Medieval-Renaissance Conference
UVA Wise Medieval-Renaissance Conference XXXIX (September 17-19, 2026) deadline for submissions: June 26, 2026 full name / name of organization: University of Virginia-Wise Center for Medieval-Renaissance Studies contact email: kjt9t@uvawise.edu
Sponsored by the Center for Medieval and Renaissance Studies, the University of Virginia’s College at Wise Medieval-Renaissance Conference promotes scholarly discussion in all disciplines of Medieval and Renaissance studies. The conference welcomes proposals for papers and panels on Medieval or Renaissance literature, language, history, philosophy, science, pedagogy, and the arts. Abstracts for papers should be 300 or fewer words. Proposals for panels should include: a) title of the panel; b) names and institutional affiliations of the chair and all panelists; c) a 200-250 word description of the panel). A division of the University of Virginia, the University of Virginia’s College at Wise is a public four-year liberal arts college located in the scenic Appalachian Mountains of Southwest Virginia.
Keynote Address
Arthur's Great Death in Malory and its Afterlives
Karen Cherewatuk, Saint Olaf College
Professor Cherewatuk's address examines Malory's use of a "great death” in Sir Thomas Malory's Le Morte Darthur and analyzes Arthur's demise as an example. She then discusses how later writers and artists respond to Malory's presentation of the king's death. The post-medieval works examined inlcude Tennyson's "The Passing of Arthur," Edward Burne-Jones' "The Sleep of Arthur in Avalon," T.H.White's The Once and Future King, and Catherine Donaldson's wood engravings for The Death of Arthur (1928).

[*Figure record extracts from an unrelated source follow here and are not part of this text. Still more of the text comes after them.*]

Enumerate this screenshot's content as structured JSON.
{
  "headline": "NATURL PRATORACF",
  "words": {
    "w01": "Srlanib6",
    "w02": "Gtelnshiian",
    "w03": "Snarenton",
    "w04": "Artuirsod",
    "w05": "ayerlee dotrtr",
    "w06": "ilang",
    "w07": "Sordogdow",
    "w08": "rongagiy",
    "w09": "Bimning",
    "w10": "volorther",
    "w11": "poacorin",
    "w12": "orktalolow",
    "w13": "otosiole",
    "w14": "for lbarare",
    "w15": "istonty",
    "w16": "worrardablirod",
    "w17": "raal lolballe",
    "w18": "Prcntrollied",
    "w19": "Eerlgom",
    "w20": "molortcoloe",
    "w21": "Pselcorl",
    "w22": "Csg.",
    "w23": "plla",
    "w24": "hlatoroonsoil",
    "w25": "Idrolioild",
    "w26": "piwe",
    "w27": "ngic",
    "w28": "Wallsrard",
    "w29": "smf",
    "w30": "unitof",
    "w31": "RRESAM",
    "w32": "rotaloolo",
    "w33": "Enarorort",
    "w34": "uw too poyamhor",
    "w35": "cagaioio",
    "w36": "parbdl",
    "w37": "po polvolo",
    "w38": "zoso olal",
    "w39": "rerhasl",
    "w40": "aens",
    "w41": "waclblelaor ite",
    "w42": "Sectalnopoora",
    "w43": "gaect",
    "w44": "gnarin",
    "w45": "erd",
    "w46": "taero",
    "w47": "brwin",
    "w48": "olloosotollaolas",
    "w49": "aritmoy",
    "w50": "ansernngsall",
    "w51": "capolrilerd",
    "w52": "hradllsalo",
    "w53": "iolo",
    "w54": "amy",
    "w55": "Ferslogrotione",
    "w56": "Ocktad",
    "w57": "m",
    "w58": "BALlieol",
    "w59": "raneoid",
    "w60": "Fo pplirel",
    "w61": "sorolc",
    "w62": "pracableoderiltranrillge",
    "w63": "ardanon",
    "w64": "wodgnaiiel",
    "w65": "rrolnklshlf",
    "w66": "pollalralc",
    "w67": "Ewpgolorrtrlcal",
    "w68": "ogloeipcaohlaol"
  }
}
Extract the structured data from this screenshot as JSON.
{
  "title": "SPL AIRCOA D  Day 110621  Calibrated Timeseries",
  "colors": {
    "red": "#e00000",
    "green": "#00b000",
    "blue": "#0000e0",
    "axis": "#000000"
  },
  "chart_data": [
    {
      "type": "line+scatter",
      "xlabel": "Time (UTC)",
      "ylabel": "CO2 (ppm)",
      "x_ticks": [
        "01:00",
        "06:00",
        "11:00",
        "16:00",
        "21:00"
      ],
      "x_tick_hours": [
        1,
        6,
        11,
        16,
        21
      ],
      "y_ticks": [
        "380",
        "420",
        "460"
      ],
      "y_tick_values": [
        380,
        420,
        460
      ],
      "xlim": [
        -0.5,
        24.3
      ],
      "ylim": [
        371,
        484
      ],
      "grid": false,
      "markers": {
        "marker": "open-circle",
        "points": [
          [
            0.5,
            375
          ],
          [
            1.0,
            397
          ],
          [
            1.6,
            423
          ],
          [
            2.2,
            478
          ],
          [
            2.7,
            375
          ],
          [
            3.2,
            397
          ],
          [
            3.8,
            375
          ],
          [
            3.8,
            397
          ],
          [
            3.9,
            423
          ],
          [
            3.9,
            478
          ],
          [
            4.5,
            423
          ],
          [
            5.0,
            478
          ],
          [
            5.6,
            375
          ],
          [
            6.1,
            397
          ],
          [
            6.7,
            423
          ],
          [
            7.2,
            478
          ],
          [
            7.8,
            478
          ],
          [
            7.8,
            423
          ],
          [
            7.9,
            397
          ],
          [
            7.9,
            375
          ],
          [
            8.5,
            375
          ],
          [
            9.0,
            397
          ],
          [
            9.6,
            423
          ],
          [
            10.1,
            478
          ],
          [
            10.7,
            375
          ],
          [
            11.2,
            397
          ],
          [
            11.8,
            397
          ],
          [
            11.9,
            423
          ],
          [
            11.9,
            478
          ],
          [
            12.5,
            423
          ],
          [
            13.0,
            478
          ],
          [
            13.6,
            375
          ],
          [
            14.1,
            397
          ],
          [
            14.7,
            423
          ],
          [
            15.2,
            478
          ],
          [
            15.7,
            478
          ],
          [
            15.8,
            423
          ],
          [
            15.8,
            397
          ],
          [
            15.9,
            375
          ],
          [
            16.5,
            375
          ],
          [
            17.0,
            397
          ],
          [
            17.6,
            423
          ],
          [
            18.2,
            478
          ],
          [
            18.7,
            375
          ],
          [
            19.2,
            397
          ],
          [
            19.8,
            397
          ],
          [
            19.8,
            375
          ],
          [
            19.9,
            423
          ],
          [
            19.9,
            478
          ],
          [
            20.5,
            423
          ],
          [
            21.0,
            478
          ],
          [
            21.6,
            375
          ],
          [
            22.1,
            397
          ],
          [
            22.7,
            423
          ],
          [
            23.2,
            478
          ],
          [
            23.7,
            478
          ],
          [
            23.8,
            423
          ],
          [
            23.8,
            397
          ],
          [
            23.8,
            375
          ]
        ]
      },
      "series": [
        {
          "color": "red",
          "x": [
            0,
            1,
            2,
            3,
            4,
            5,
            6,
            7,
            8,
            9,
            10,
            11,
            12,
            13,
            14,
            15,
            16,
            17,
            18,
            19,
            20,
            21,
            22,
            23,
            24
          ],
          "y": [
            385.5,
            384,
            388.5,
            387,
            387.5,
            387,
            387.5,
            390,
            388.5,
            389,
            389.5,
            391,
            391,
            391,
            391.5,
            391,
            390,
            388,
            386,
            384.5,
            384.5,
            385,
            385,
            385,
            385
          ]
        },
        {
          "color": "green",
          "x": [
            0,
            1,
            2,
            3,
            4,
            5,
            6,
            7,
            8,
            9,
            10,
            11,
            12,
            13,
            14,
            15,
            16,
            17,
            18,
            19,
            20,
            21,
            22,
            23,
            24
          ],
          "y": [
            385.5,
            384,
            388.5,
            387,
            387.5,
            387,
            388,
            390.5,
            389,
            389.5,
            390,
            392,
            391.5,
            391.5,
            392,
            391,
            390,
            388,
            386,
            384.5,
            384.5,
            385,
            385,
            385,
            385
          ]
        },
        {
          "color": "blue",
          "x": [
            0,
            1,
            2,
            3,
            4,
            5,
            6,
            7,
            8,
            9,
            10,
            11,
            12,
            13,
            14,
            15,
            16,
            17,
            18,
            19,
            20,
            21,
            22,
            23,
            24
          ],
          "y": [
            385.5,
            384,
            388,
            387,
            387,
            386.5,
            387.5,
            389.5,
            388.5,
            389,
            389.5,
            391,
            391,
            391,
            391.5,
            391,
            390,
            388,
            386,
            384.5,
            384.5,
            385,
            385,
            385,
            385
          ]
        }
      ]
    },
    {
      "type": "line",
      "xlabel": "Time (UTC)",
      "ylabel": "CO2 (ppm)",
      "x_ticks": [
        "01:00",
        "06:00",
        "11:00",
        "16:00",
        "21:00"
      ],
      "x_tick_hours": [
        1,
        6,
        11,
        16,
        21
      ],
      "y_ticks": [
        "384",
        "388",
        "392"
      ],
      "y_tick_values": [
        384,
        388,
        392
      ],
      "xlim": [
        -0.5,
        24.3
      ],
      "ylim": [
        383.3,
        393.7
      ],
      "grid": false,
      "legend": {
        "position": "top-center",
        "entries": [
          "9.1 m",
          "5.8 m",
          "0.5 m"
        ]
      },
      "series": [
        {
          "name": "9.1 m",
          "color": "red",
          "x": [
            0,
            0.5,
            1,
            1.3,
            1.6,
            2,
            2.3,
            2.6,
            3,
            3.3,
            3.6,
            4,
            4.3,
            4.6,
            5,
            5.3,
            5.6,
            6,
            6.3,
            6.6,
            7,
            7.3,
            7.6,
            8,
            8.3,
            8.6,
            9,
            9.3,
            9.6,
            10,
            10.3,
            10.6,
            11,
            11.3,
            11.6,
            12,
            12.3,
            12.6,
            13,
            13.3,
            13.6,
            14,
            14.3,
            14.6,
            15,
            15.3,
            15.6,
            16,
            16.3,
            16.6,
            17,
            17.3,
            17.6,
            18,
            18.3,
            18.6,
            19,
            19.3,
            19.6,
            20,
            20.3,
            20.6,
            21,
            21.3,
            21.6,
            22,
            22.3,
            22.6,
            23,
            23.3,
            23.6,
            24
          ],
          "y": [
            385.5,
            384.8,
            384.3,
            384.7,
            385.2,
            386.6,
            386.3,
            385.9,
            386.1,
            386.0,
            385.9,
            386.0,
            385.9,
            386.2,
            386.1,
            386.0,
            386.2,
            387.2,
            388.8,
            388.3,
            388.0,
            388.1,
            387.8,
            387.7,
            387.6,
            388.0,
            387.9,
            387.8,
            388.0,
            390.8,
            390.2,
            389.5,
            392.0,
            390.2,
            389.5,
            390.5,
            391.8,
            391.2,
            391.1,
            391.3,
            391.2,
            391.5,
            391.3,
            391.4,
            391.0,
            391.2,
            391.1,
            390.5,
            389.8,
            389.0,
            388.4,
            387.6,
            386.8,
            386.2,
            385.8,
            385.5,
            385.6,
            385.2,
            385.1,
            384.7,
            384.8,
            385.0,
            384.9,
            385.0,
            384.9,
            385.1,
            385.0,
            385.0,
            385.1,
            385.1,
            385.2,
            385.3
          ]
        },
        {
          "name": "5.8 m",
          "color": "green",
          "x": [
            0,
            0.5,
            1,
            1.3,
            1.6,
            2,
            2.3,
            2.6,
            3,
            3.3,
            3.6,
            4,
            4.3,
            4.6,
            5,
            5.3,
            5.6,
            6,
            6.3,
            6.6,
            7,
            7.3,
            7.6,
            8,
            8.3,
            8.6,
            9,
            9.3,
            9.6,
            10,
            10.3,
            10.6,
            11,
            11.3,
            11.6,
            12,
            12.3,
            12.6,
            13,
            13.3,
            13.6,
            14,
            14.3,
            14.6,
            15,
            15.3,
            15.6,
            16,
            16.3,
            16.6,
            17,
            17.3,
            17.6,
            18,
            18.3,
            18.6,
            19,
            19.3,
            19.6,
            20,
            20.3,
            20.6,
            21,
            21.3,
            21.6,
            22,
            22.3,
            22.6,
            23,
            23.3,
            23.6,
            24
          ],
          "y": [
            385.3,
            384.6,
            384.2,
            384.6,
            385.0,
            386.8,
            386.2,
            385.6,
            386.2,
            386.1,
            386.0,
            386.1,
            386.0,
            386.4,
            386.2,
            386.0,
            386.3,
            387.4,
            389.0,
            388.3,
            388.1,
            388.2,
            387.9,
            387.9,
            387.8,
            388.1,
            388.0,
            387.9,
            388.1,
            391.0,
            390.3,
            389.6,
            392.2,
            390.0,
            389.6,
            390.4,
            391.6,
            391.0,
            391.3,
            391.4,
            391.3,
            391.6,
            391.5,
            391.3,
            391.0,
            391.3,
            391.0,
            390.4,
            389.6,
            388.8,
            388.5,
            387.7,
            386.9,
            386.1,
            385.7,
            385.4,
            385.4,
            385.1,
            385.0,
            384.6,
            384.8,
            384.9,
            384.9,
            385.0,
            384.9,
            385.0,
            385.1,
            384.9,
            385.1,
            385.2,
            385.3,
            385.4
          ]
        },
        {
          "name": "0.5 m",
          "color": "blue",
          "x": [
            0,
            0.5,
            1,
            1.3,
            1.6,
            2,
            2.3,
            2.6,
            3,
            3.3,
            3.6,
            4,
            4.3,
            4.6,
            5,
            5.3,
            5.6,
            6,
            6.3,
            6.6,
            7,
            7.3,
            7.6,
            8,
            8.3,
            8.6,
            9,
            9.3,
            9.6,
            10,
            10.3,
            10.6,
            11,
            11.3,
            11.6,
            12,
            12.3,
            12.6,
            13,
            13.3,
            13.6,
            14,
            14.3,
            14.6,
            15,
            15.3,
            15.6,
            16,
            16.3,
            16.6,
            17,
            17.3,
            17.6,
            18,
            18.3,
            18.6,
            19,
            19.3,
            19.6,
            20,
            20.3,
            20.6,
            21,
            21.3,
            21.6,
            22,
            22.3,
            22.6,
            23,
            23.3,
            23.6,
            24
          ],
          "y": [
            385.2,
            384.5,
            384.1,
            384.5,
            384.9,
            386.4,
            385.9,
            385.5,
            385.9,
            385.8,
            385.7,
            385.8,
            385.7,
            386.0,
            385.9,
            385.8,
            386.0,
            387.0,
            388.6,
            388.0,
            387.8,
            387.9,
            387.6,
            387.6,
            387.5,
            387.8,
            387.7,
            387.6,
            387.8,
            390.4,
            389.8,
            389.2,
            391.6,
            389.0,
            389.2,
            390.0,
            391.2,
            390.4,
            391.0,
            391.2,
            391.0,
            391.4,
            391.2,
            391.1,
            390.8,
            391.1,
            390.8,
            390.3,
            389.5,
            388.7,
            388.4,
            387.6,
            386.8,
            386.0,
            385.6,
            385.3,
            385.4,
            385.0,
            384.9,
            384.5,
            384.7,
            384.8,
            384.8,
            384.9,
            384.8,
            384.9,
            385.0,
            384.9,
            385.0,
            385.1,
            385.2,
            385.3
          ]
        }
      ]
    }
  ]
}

Karen Cherewatuk is Professor Emeritus of English and Marie M. Meyer Distinguished Professor at Saint Olaf's College in Minnesota. She is the author of Marriage, Adultery, and Inheritance in Malory’s Morte Darthur (Boydell and Brewer 2006), co-editor of The Arthurian Way of Death (Boydell and Brewer 2009) and has written numerous articles on the works of Sir Thomas Malory and Arthurian Literature. She has a book forthcoming, titled Grief and Mourning Malory's Morte Darthur.